The WCHA, founded in 1914 and dedicated to covering the president, recognized the ICN reporting team of Neela Banerjee, John H. Cushman Jr., David Hasemyer and Lisa Song for their eight-month investigation about Exxon’s cutting-edge climate research.

The award was shared by Terrence McCoy of the Washington Post, who explored the issue of lead poisoning among poor black children in Baltimore after Freddie Gray died in custody in a high-profile case of alleged police abuse. Gray, like many similar poisoning victims, had been exploited for his cash settlement.

The judges lauded ICN’s work for its impact on another nationally important topic: “As early as 1977, scientists at energy and oil giant Exxon Corporation told top executives that fossil fuel emissions were warming the planet. Over time, however, Exxon became a leader in denying climate change…Reporters Neela Banerjee, John Cushman, Jr., David Hasemyer and Lisa Song of InsideClimate News, used documents, interviews and the public record from four decades to reveal a deeply disturbing trail from climate change discovery to denial. The story prompted the New York Attorney General to issue a subpoena to force Exxon to disclose records in order to determine if it committed fraud under state law.”

The award is named for Edgar Allen Poe, a longtime New Orleans Times-Picayune journalist who served as president of the White House Correspondents Association. He died in 1998 at age 92. It will be presented at the WHCA annual dinner this Saturday night in Washington and will be broadcast live via C-Span.org.

The series last week was named a finalist for the Pulitzer Prize for Public Service.

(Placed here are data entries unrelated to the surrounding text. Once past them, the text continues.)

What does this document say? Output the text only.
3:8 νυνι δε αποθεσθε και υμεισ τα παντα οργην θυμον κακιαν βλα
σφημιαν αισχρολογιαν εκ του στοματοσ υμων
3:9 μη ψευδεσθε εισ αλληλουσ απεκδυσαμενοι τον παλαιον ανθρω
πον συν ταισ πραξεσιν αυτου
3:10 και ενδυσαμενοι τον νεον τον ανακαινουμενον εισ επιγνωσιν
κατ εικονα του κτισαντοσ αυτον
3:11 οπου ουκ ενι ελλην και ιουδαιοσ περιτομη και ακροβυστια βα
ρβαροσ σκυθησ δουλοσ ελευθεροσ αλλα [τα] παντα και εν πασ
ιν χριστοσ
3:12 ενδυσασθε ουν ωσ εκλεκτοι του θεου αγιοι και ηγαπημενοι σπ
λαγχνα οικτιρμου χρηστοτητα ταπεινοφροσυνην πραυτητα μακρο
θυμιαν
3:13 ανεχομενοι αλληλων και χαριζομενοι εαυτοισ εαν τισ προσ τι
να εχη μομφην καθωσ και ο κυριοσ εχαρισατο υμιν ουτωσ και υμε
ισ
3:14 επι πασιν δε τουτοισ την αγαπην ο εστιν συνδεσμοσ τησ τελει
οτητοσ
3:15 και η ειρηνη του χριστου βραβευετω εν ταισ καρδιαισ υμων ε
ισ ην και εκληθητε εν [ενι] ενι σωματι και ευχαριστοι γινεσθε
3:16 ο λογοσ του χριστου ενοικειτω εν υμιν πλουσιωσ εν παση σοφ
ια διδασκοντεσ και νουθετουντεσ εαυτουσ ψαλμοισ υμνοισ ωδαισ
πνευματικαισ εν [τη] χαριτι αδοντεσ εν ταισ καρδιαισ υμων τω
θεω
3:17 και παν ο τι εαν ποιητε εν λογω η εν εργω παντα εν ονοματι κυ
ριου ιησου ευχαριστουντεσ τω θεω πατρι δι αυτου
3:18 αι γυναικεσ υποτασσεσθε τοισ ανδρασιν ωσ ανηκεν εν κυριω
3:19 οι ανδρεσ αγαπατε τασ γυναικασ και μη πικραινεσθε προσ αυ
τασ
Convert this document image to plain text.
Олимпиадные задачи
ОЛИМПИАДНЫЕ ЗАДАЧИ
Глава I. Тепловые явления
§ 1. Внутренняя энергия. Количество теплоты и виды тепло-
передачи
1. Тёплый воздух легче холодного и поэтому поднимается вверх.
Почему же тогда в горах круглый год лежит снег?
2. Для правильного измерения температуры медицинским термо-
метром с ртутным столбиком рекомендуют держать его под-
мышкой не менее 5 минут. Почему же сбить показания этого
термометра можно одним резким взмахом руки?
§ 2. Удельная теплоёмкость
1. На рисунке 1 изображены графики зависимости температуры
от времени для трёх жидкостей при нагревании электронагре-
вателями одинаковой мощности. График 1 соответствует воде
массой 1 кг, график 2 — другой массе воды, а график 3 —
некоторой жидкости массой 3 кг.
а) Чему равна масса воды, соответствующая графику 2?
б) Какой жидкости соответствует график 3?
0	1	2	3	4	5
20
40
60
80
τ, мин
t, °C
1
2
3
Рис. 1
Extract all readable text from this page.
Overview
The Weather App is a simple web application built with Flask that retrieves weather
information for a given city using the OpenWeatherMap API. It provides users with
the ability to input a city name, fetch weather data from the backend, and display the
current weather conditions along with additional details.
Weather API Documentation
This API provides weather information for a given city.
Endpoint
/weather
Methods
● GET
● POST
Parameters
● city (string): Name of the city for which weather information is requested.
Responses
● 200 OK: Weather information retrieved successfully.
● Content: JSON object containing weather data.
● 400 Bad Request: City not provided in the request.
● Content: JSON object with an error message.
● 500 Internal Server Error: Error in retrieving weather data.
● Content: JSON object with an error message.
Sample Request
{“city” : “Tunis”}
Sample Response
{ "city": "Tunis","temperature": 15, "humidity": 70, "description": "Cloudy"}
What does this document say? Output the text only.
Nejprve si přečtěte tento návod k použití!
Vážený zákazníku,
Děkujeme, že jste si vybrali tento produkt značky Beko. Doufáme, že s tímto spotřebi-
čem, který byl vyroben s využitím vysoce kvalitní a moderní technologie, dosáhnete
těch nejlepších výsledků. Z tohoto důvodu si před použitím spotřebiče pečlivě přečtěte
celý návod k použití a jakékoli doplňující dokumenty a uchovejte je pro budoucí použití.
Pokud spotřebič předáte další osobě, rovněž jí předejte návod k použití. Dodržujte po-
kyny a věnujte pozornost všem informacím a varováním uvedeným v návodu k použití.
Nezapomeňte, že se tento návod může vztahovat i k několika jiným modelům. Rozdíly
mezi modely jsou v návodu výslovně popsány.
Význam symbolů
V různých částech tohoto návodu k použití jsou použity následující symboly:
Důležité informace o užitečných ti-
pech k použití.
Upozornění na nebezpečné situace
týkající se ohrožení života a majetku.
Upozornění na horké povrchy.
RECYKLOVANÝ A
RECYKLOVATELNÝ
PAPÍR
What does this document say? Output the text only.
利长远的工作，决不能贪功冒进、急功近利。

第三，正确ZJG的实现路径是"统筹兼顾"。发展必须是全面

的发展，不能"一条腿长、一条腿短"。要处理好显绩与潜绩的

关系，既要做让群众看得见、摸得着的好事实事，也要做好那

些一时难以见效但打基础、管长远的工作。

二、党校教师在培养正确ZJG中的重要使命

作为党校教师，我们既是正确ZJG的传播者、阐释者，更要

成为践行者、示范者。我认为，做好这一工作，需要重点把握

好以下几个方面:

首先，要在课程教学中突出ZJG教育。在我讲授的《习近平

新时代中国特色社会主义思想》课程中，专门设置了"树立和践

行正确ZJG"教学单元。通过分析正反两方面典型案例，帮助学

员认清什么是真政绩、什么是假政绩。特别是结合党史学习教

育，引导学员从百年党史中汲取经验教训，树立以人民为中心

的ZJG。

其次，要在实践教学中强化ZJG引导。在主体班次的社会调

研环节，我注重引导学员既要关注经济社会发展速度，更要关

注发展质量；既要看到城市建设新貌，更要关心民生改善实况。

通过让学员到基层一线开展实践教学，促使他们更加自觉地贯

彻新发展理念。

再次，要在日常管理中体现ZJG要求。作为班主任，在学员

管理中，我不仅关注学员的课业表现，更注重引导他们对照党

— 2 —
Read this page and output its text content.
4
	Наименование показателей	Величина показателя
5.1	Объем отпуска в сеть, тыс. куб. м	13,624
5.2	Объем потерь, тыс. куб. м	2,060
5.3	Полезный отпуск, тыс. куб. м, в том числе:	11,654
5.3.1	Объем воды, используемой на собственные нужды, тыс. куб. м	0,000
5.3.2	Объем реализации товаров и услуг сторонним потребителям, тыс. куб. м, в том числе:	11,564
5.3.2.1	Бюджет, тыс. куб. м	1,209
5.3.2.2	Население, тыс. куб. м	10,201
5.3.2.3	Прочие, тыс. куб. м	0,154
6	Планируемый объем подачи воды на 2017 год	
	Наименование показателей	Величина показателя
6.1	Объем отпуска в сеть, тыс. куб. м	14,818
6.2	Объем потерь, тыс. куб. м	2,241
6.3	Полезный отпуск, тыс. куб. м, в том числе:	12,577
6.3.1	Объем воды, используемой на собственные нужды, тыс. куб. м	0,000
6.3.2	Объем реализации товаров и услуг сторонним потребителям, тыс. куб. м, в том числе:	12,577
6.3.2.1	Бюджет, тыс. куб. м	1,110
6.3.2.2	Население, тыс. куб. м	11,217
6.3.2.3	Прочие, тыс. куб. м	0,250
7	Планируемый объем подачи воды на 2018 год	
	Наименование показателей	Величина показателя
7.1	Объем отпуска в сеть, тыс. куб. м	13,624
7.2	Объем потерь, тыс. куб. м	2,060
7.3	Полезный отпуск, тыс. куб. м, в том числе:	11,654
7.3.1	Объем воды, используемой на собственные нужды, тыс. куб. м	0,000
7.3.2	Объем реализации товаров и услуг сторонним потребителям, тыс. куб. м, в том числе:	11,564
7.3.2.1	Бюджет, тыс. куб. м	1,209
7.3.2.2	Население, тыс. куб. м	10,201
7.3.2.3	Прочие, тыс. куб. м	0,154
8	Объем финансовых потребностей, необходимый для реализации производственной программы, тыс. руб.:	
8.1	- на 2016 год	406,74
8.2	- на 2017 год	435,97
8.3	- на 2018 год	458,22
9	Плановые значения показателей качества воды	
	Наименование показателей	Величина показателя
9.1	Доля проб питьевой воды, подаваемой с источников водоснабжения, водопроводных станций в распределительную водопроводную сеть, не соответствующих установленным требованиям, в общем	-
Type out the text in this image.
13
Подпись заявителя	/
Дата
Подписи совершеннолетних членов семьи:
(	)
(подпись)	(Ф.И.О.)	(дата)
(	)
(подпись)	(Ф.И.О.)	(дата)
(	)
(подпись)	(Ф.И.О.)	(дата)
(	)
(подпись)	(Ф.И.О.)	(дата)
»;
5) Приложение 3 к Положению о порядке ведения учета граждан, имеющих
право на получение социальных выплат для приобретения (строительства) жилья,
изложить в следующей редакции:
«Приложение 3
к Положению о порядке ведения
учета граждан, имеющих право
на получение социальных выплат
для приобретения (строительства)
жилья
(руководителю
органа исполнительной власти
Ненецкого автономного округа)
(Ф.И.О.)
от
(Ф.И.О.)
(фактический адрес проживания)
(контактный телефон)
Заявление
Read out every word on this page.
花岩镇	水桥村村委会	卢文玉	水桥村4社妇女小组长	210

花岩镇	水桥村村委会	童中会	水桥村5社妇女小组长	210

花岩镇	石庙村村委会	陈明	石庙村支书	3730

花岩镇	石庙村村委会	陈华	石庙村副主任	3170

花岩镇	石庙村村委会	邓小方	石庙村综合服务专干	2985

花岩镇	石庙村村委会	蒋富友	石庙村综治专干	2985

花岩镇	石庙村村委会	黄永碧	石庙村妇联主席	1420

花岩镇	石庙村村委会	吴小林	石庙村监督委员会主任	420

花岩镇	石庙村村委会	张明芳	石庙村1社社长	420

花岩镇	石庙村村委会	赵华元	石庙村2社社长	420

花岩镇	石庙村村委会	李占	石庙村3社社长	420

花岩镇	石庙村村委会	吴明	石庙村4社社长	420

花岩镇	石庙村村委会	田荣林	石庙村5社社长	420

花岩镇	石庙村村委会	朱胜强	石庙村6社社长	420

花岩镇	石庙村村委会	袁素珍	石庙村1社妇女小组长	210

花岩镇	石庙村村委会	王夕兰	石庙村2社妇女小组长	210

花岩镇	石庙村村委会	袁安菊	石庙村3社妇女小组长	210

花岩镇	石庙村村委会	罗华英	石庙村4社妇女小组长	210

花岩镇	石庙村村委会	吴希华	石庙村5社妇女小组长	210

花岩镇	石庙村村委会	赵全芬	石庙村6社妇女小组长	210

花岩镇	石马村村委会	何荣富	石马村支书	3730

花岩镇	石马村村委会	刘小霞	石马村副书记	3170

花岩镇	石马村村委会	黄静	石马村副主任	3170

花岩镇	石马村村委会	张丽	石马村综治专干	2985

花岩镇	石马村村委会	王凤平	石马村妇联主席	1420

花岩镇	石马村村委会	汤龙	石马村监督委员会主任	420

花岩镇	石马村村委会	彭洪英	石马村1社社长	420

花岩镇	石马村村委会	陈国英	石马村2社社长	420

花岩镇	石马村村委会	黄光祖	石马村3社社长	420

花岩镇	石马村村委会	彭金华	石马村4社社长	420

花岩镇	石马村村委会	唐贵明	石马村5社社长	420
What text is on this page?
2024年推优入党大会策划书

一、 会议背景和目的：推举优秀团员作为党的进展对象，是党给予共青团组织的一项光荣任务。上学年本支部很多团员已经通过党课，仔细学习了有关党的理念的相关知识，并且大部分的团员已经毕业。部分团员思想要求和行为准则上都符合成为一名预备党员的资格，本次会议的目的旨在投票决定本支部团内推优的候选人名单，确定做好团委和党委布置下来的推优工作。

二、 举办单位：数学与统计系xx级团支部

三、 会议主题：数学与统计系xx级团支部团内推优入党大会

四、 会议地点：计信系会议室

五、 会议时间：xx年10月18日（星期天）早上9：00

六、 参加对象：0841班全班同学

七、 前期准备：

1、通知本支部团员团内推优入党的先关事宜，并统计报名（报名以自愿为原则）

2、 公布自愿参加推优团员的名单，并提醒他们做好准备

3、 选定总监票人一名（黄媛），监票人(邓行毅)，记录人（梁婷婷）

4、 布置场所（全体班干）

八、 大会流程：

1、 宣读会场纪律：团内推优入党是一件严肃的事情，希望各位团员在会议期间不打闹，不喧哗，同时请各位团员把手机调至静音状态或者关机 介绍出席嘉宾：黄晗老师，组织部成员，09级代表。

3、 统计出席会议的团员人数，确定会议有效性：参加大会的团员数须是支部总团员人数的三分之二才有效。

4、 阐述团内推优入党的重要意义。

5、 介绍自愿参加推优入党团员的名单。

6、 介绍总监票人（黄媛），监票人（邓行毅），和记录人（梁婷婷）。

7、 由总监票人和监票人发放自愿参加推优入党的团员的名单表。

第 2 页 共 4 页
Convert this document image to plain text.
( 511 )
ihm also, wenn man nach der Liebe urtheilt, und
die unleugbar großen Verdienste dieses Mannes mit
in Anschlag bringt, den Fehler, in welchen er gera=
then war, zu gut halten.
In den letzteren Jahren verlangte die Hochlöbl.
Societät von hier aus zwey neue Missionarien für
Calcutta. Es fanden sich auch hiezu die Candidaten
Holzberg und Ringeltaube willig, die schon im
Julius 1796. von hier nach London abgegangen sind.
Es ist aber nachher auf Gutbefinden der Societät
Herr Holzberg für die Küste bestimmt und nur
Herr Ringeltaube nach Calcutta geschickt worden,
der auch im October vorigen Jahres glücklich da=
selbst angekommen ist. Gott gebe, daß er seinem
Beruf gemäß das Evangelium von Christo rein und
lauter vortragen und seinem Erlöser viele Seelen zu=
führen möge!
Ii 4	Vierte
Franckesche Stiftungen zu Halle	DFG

The work had already won several other prestigious journalism awards: The National Press Foundation’s Stokes Award for energy reporting; finalist for the Goldsmith Prize for Investigative Journalism; the Izzy Award for Excellence by Independent Media; the Scripps Howard Award for Environmental Reporting; and a Society for American Business Editors and Writers award for best investigation by a digital news site. The infographics from that series also won a Sigma Delta Chi Award from the Society of Professional Journalists.